Ahead of the ASEAN Foreign Ministers’ Retreat, Minister for Foreign Affairs Dr Vivian Balakrishnan highlights four key challenges facing ASEAN.

SINGAPORE: Thousands of Singaporeans joined us to kick off Singapore’s 2018 ASEAN Chairmanship with the Experience ASEAN festival at Bishan-Ang Mo Kio Park last month.

The cultural performances and regional food and craft stalls showcased the rich diversity of the 10 ASEAN member states – Indonesian sate, Malaysian-style beef rendang, mohinga from Myanmar and Vietnamese pho were among the smorgasbord of culinary delights on display.

Today, I am happy to host the ASEAN Foreign Ministers’ Retreat. We aim to chart a collective strategic direction for ASEAN, to collectively resolve the common challenges and leverage emerging opportunities to secure peace and prosperity in our region.


ASEAN is at an inflection point with four key challenges. First, the geostrategic balance is evolving, and ASEAN must maintain poise and balance amidst these major shifts. 

China and India are emerging as global powers, and we are also witnessing profound demographic and political changes in Europe, Japan and the United States.

Second, the world order is being reshaped by transboundary challenges like terrorism, cybercrime and climate change. These challenges cannot be resolved by a single country and require collective effort.

Third, the global consensus on free trade and globalisation is fraying. The ongoing digital revolution and emergence of disruptive technologies drive anxiety in traditional industries even as they provide opportunities in other sectors.

Key to dealing with this challenge is reshaping mindsets and reskilling our people so that no one gets left behind.

Fourth, ASEAN has to contend with our internal challenges.

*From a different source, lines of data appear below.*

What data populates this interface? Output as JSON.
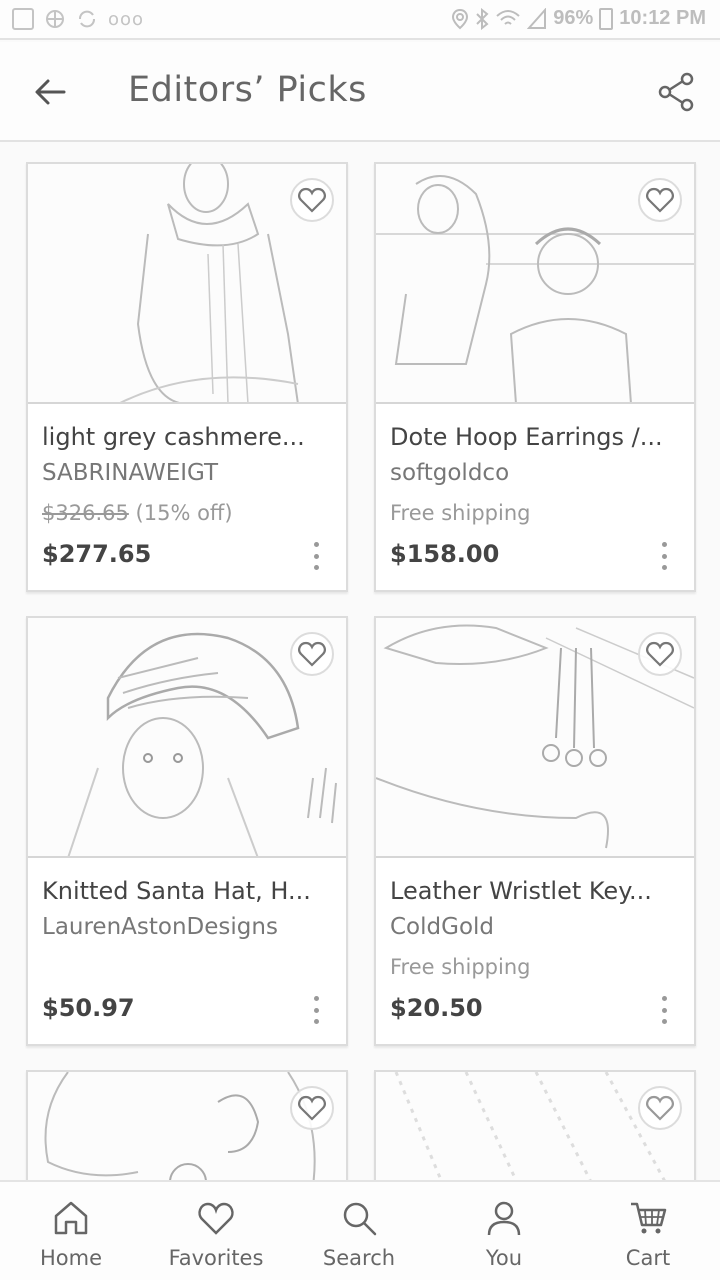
{
  "status_bar": {
    "battery": "96%",
    "time": "10:12 PM",
    "overflow": "ooo"
  },
  "toolbar": {
    "title": "Editors’ Picks"
  },
  "products": [
    {
      "title": "light grey cashmere...",
      "shop": "SABRINAWEIGT",
      "original_price": "$326.65",
      "discount": "(15% off)",
      "shipping": "",
      "price": "$277.65"
    },
    {
      "title": "Dote Hoop Earrings /...",
      "shop": "softgoldco",
      "original_price": "",
      "discount": "",
      "shipping": "Free shipping",
      "price": "$158.00"
    },
    {
      "title": "Knitted Santa Hat, H...",
      "shop": "LaurenAstonDesigns",
      "original_price": "",
      "discount": "",
      "shipping": "",
      "price": "$50.97"
    },
    {
      "title": "Leather Wristlet Key...",
      "shop": "ColdGold",
      "original_price": "",
      "discount": "",
      "shipping": "Free shipping",
      "price": "$20.50"
    }
  ],
  "nav": {
    "home": "Home",
    "favorites": "Favorites",
    "search": "Search",
    "you": "You",
    "cart": "Cart"
  },
  "colors": {
    "background": "#fafafa",
    "card": "#ffffff",
    "text": "#444444",
    "muted": "#999999",
    "border": "#dcdcdc"
  },
  "icons": [
    "back-arrow-icon",
    "share-icon",
    "heart-icon",
    "more-vert-icon",
    "home-icon",
    "heart-outline-icon",
    "search-icon",
    "person-icon",
    "cart-icon"
  ]
}
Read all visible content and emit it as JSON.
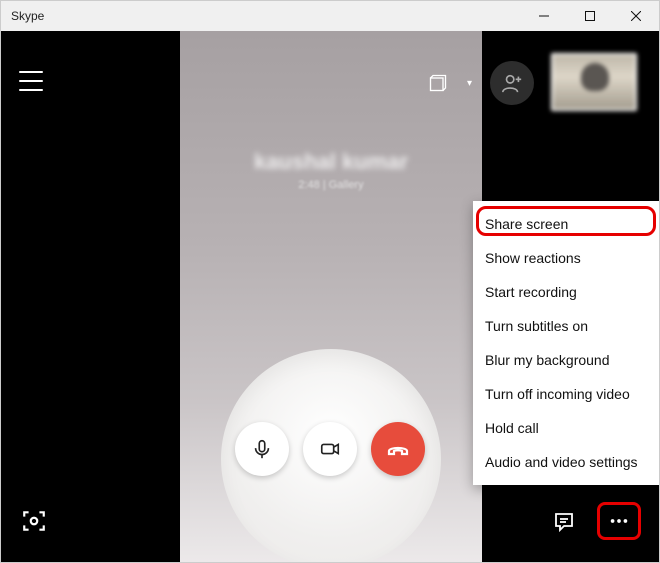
{
  "window": {
    "title": "Skype"
  },
  "call": {
    "peer_name": "kaushal kumar",
    "sub_line": "2:48  |  Gallery"
  },
  "menu": {
    "items": [
      "Share screen",
      "Show reactions",
      "Start recording",
      "Turn subtitles on",
      "Blur my background",
      "Turn off incoming video",
      "Hold call",
      "Audio and video settings"
    ]
  }
}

The 10 member states are highly diverse in terms of political, economic and social systems. ASEAN’s consensus-based decision-making is a design feature that assures each member an equal voice despite our diversity.

Reaching a resolution by consensus takes a longer time, but the hope is that it requires every member to find a common position on issues of regional concern. If ASEAN is united, our voice in the international community will be amplified and our external partners will take us more seriously.

When the regional grouping was founded in 1967, then Foreign Minister S Rajaratnam stressed that its member countries “must now think at two levels … we must think not only of our national interests but posit them against regional interests”. His sage advice still applies more than 50 years on.


As ASEAN Chair, Singapore will work with the other member states to identify sustainable solutions to these common challenges. 

Singapore’s approach to these challenges is embodied in our themes of “resilience” and “innovation”. We seek to strengthen ASEAN member states’ ability to withstand crises, whether they are economic, security-related, or even humanitarian or natural disasters.

We will enhance cooperation in areas such as counter-terrorism, air safety, and cybersecurity. We also want to enhance member states’ innovative capacity and prepare our people for the disruptive effects of new technologies.

In this connection, we aim to establish an ASEAN smart cities network, which would leverage innovative technological solutions to improve the lives and livelihoods of the people of ASEAN. We will also continue to deepen economic integration and improve regional trade facilitation, especially in the area of e-commerce.

These initiatives are designed to benefit all in ASEAN, whether it’s larger or mid-sized economies, multinational corporations or small- and medium-sized enterprises, the older generations or the younger ones.

In fact, one of our Chairmanship priorities is the investment in the people of ASEAN, and the youth in particular. We will encourage them to get to know one another through the various ASEAN youth programmes and activities that Singapore will be supporting this year.

I am optimistic about ASEAN’s future. As ASEAN Chair, Singapore will be an honest broker. One of our aims this year is to try to facilitate more frank discussions and strengthen trust between the leaders and ministers.

With the support of Singaporeans and the other ASEAN Member States, I am confident that Singapore as ASEAN Chair can help contribute to steering ASEAN into its next 50 years.

Dr Vivian Balakrishnan is Minister for Foreign Affairs.